Universal love

One love.

June 4, 2019

Love, the attraction of all things toward all things, is a universal language and underlying energy that keeps showing itself despite our best efforts to resist it. It is so simple that it is hard to teach, yet we all know love when we see it.

After all, there is not a Native, Hindu, Buddhist, Jewish, Islamic, or Christian way of loving. There is not a Methodist, Lutheran, or Orthodox way of running a soup kitchen. There is not a gay or straight way of being faithful, nor a Black or Caucasian way of hoping.

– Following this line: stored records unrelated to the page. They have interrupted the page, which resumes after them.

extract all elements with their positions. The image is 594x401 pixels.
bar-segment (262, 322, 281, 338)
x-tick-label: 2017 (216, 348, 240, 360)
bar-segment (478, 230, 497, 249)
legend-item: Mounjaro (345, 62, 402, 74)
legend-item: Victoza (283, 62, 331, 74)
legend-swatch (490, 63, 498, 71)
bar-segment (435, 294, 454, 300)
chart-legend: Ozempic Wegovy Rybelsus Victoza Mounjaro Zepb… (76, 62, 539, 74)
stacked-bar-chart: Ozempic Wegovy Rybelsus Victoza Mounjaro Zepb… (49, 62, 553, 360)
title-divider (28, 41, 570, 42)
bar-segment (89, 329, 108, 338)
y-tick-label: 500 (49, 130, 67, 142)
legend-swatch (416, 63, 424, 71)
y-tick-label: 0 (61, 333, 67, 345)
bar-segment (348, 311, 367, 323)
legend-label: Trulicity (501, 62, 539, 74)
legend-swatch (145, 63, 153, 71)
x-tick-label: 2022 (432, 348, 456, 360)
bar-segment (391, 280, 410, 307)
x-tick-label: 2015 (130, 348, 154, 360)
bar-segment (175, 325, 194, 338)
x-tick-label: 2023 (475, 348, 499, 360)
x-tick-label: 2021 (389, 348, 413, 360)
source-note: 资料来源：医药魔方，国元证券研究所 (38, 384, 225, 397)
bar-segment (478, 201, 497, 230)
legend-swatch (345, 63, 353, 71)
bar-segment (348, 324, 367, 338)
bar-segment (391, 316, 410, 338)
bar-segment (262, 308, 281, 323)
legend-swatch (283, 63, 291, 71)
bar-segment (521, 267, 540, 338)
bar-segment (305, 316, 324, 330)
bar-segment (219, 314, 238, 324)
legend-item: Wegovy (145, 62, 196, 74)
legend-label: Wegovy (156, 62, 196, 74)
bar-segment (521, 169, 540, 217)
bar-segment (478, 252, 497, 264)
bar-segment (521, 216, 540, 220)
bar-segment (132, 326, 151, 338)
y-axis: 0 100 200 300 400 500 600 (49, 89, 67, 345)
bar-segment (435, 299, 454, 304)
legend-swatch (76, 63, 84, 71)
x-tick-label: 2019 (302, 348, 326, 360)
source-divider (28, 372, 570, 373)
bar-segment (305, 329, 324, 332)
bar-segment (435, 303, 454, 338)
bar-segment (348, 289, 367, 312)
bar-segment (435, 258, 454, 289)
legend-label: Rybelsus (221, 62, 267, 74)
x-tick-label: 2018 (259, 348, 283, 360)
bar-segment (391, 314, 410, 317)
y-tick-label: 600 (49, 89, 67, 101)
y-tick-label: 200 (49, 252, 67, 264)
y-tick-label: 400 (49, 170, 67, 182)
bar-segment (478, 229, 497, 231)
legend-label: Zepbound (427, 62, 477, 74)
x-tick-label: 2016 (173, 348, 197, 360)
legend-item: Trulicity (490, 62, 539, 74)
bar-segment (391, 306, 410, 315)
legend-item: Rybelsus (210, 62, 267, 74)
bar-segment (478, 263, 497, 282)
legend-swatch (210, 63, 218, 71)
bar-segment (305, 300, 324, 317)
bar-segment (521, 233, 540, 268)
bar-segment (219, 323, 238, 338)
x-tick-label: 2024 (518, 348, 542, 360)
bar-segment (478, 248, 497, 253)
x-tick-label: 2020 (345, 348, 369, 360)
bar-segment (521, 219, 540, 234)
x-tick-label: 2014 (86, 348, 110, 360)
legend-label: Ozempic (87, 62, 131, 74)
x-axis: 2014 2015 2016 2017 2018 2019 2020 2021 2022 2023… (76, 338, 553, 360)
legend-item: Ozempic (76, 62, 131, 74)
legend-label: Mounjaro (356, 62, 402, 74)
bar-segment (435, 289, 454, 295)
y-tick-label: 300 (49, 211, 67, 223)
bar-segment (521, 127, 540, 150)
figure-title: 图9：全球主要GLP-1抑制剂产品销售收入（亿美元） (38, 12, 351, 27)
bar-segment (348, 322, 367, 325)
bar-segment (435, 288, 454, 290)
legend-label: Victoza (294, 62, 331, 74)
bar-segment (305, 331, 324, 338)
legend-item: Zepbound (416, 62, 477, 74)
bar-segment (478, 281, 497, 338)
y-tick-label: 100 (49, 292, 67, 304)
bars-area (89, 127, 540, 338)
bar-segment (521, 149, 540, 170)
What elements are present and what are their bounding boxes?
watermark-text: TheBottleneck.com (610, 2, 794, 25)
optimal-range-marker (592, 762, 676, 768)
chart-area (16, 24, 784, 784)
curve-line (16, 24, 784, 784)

We all know positive flow when we see it, and we all recognize resistance and coldness when we feel it. All the rest are mere labels.

When we are truly “in love,” we move out of our small, individual selves to unite with another, whether in companionship, friendship, marriage, or any other trustful relationship.

For Pierre Teilhard de Chardin (1881–1955), a French Jesuit priest who trained as a paleontologist and geologist, love is “the very physical structure of the Universe.”  That is a very daring statement, especially for a scientist to make. Yet for Teilhard, gravity, atomic bonding, orbits, cycles, photosynthesis, ecosystems, force fields, electromagnetic fields, sexuality, human friendship, animal instinct, and evolution all reveal an energy that is attracting all things and beings to one another, in a movement toward ever greater complexity and diversity—and yet ironically also toward unification at ever deeper levels. This energy is quite simply love under many different forms. 

(Please, use another word..energy…flow…Gaia…if it works better for you.)

-Fr. Richard Rohr, Center for Action & Contemplation

[Pierre Teilhard de Chardin, “Sketch of a Personal Universe,” Human Energy, trans. J. M. Cohen (Harcourt Brace Jovanovich: 1962), 72.]

…unfolding what is within.

April 29, 2018

The physical structure of the universe is love.

—Pierre Teilhard de Chardin (1881-1955) 

 

Wrapped within young leaves: the sound of water.

—Soseki

 

”Our gift already unfolded. Embedded in the seed is the blossom. embedded in the womb is the child fully grown. Embedded in the impulse to care is the peace of love realized. Embedded in the edge of risk and fear is the authenticity that makes life worth living.

For as dust owes its path to wind, we, as human beings, are asked to acknowledge that something larger encircles us and prompts us to unfold.

There is a gravity of spirit that pulls the essence of who we are into being. Our job, like all our sister creatures, is to find the abundance of air and water and light, and to unfold what is already within us.”